UN predicts 9% rise in greenhouse gas emissions by 2030

Global greenhouse gas emissions are rising inexorably to put the world on course for a near 9 per cent rise by 2030 from 2010 levels, according to the latest progress report by the UN scientific body that is the world’s leading authority.

While the rise projected by the Intergovernmental Panel on Climate Change is slightly better than the 11 per cent in last year’s assessment, it remains vastly short of the 45 per cent cut needed to limit warming to the 1.5C goal set as part of the Paris Agreement.

“The world is failing to get to grips with the climate crisis” and national pledges were “strikingly misaligned with the science”, UN secretary-general António Guterres said, in response to the analysis showing global climate commitments put emissions on track to rise this decade.

“Inch by inch progress will not do,” Guterres said, calling for a “climate ambition supernova” in every country, city and sector.

Developed countries should aim to hit net zero in 2040, and emerging economies as close as possible to 2050, he said. 

The report was produced ahead of the UN COP28 climate summit in Dubai at the end of the month, where countries will be pushed to come to an agreement to limit global warming amid rising geopolitical tensions.

Temperatures have already risen by at least 1.1C, the UN has found.

The 2015 Paris Agreement included a ratchet mechanism under which countries agreed to set progressively more ambitious targets to limit climate change.

But few big emitters have submitted meaningful updates to their nationally determined contributions since the Glasgow UN climate summit in 2021. 

The UN analysis of the so-called nationally determined contributions cast a further poor light on the progress by most developed nations.

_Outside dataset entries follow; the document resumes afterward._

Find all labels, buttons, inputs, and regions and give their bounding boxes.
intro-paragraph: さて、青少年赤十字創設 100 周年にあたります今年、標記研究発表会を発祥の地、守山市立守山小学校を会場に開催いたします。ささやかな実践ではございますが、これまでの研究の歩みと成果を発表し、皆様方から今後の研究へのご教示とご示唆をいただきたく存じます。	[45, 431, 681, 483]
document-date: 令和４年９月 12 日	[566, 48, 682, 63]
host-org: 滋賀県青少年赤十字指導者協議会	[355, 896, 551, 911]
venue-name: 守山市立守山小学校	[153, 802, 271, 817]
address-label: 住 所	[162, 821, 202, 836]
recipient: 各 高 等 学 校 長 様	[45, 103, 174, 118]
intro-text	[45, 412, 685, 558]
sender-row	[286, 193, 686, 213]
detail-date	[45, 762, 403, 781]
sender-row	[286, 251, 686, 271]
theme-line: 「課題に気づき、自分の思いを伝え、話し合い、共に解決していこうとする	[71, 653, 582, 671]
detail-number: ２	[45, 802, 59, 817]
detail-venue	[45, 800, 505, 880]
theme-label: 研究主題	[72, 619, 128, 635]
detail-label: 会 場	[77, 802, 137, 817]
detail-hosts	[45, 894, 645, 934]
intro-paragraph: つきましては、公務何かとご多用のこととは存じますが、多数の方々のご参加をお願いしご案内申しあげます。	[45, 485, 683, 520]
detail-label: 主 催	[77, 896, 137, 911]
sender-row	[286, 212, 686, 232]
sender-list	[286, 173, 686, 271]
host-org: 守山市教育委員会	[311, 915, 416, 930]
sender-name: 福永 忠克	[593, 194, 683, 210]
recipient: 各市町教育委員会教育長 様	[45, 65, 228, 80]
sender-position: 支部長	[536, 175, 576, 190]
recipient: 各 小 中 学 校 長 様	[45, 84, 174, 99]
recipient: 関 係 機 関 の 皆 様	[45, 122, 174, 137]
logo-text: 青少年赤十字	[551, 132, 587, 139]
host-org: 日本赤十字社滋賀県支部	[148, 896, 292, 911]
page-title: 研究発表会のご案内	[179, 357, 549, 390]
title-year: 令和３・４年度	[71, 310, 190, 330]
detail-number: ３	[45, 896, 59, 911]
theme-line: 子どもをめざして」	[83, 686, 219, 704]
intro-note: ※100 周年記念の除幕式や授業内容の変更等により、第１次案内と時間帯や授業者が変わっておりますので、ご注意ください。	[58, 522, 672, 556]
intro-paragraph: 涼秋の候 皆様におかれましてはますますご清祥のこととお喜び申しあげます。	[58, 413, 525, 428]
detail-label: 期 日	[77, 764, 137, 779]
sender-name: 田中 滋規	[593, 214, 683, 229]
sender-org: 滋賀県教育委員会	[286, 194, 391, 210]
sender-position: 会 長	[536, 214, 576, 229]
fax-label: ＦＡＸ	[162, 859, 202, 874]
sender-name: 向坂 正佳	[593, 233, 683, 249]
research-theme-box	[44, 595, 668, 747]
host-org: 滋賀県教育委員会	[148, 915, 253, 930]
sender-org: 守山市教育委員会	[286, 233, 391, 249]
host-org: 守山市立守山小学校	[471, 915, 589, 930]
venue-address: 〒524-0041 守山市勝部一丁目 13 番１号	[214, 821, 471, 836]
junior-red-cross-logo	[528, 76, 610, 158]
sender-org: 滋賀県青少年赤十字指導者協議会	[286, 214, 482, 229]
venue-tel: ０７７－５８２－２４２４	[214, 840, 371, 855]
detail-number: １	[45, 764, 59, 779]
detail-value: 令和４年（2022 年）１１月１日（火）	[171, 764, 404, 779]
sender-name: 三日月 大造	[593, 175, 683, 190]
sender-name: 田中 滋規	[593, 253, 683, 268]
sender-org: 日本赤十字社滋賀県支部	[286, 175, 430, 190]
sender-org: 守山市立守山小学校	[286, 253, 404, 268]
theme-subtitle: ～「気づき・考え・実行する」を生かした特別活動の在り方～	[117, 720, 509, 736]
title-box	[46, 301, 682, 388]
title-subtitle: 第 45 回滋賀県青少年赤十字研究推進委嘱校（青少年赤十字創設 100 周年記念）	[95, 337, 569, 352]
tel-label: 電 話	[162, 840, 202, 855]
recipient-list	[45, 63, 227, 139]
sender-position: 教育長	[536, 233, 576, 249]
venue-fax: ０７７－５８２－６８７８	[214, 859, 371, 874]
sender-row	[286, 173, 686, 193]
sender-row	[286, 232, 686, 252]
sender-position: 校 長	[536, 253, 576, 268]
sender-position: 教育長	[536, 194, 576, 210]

Simon Stiell, head of the UN Framework Convention on Climate Change, said governments were “taking baby steps to avert the climate crisis”.

The laggards to improve their goals in the past year included the oil and gas producing COP28 host country United Arab Emirates, which said it would cut its emissions by 19 per cent from 2019 levels. However, the expert Climate Action Tracker group has said this remains “insufficient”.

Under the leadership of Brazil’s president Luiz Inácio Lula da Silva, the country submitted a commitment earlier this month, after the cut-off for the UN analysis, to cut emissions by 53 per cent by 2030 compared with 2005. 

The UK has not increased the ambition of its target since 2020, and the US has not submitted an update since President Joe Biden’s stronger commitment in 2021.

The UNFCCC’s Stiell set out a wishlist for COP28 to become a “game changer” by getting agreement on the tripling of renewable energy and doubling energy efficiency, as well as financing for a so-called loss and damage fund to aid vulnerable nations.

The fund was a key outcome from last year’s COP27 in Egypt, but countries have clashed repeatedly over how it should be structured, who should pay into it and who should benefit.

The COP28 UAE leadership and the EU’s climate commissioner Wopke Hoekstra this week attempted to throw their weight behind a push for contributions to get the fund under way, but no firm commitments have been made so far.

Countries’ longer term targets are on the whole more impressive than their near-term ones, according to the UN.

But Niklas Höhne, founding partner at NewClimate Institute, a non-profit think-tank, said the lack of ambition in near-term targets would make it “impossible” for countries to meet their mid-century targets.

“It’s easier to make a promise for something that is 30 years away compared to making policies to reduce emissions in the next 5 to 10 years,” he said, adding this “inconsistency” was like a family spending its monthly budget in the first five days of the month.